Mantıkta geçerlilik, genellikle çıkarımlara ve bilhassa tümdengelimli çıkarımlara ait temel bir özellik olarak ele alınır. Tümdengelimsel mantıkta bir çıkarımın geçerli olması, öncüller doğru olduğunda sonucun yanlış olmasının olanaksız olması durumunu anlatır. Bir çıkarımın geçerliliği, çıkarımın mantıksal biçimine (formuna) bağlıdır. Sonuç önermesi, öncül önermelerinin mantıksal sonucu ise, çıkarımın geçerli olduğunu (Örnek 1), aksi durumda ise çıkarımın geçersiz olduğunu söyleriz (Örnek 2).

Örnek 1

Bütün atlar dört ayaklıdır.

Bazı hayvanlar attır.

O halde bazı hayvanlar dört ayaklıdır.

Örnek 2

Bütün başarılı öğrenciler insandır.

Bütün başarılı öğrenciler omurgalıdır.

O halde, bütün omurgalılar insandır.

Geçerlilik konusunda dikkat edilmesi gereken bir iki nokta sözkonusudur.

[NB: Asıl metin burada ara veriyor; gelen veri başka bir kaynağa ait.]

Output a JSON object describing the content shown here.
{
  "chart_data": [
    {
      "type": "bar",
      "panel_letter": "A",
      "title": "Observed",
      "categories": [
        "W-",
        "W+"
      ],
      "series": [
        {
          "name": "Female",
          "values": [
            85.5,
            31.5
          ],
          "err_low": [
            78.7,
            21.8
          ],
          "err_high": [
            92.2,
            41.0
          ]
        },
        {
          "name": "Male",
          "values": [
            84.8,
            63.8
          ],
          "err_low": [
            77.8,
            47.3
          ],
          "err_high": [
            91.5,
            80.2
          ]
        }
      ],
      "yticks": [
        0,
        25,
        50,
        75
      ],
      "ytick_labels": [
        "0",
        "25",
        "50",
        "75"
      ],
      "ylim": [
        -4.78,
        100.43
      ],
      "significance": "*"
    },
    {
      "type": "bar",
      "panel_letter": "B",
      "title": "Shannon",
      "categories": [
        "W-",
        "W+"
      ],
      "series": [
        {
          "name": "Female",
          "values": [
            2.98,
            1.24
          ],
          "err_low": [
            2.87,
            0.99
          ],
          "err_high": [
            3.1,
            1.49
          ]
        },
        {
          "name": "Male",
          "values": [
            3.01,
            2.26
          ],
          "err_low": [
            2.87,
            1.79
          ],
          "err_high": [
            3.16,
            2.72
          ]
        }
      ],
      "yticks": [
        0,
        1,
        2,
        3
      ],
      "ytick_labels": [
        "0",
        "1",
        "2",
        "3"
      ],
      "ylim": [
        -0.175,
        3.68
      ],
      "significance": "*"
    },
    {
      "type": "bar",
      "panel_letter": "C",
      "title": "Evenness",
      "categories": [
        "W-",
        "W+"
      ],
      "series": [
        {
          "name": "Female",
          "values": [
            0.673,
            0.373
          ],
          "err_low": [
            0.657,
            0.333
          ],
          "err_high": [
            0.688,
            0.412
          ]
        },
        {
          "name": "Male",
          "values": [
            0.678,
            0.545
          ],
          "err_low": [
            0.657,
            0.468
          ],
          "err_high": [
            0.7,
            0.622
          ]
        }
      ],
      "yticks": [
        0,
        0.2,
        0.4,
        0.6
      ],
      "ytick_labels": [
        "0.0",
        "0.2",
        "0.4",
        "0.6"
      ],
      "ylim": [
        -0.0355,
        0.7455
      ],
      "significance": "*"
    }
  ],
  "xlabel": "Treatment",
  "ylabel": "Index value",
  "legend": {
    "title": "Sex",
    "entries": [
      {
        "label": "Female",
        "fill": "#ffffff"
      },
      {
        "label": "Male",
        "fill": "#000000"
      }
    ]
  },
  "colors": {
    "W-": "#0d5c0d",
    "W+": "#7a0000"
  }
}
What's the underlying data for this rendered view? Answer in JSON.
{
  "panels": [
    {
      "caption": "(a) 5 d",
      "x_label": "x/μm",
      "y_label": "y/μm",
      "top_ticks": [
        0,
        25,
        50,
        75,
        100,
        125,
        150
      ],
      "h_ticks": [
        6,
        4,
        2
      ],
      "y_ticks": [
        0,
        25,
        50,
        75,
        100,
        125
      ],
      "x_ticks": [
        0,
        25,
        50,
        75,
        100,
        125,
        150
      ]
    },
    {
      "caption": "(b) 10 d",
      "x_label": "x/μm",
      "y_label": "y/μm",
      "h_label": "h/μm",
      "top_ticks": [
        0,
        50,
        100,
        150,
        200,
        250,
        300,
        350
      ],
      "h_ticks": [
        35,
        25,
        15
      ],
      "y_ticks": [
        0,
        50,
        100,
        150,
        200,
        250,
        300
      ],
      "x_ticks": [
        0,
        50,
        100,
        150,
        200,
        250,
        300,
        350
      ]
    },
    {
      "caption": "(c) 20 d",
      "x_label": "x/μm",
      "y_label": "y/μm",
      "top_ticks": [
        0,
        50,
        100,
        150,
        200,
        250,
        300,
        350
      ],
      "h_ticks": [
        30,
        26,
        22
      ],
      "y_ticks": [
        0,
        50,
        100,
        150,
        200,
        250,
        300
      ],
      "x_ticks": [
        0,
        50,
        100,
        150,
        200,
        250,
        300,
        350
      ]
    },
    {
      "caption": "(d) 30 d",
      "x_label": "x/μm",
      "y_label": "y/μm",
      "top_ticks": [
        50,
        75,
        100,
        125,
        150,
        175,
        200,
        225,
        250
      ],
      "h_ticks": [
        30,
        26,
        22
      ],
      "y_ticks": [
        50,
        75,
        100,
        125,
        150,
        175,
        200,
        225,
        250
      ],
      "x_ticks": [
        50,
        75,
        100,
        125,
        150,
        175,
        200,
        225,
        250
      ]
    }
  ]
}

Bunlardan ilki, çıkarımın geçerliliğinin çıkarımı oluşturan önermelerin doğruluklarından büyük oranda bağımsız oluşudur. Aşağıdaki Örnek 3'deki çıkarım, "Bütün insanlar yüzgeçlidir." öncül önermesinin doğruluğundan bağımsız olarak formel bakımdan geçerlidir.

Örnek 3

Bütün insanlar yüzgeçlidir.

Bütün yüzgeçliler canlıdır.

O halde, bütün insanlar canlıdır.

Çünkü geçerlilik, tek tek çıkarımdaki önermelerin değil, daha çok birbirleri ile, yani önermeler-arası ilişkiye dair bir özelliktir. Aksi bir durumu da şöyle düşünebiliriz; çıkarımı oluşturan tüm öncüller ve sonuç önermeleri tek tek ele alındığından her biri doğru olabilir, ancak sonuç önermesi o öncüllerin mantıksal sonucu olmadığından dolayı çıkarım geçersiz sayılacaktır.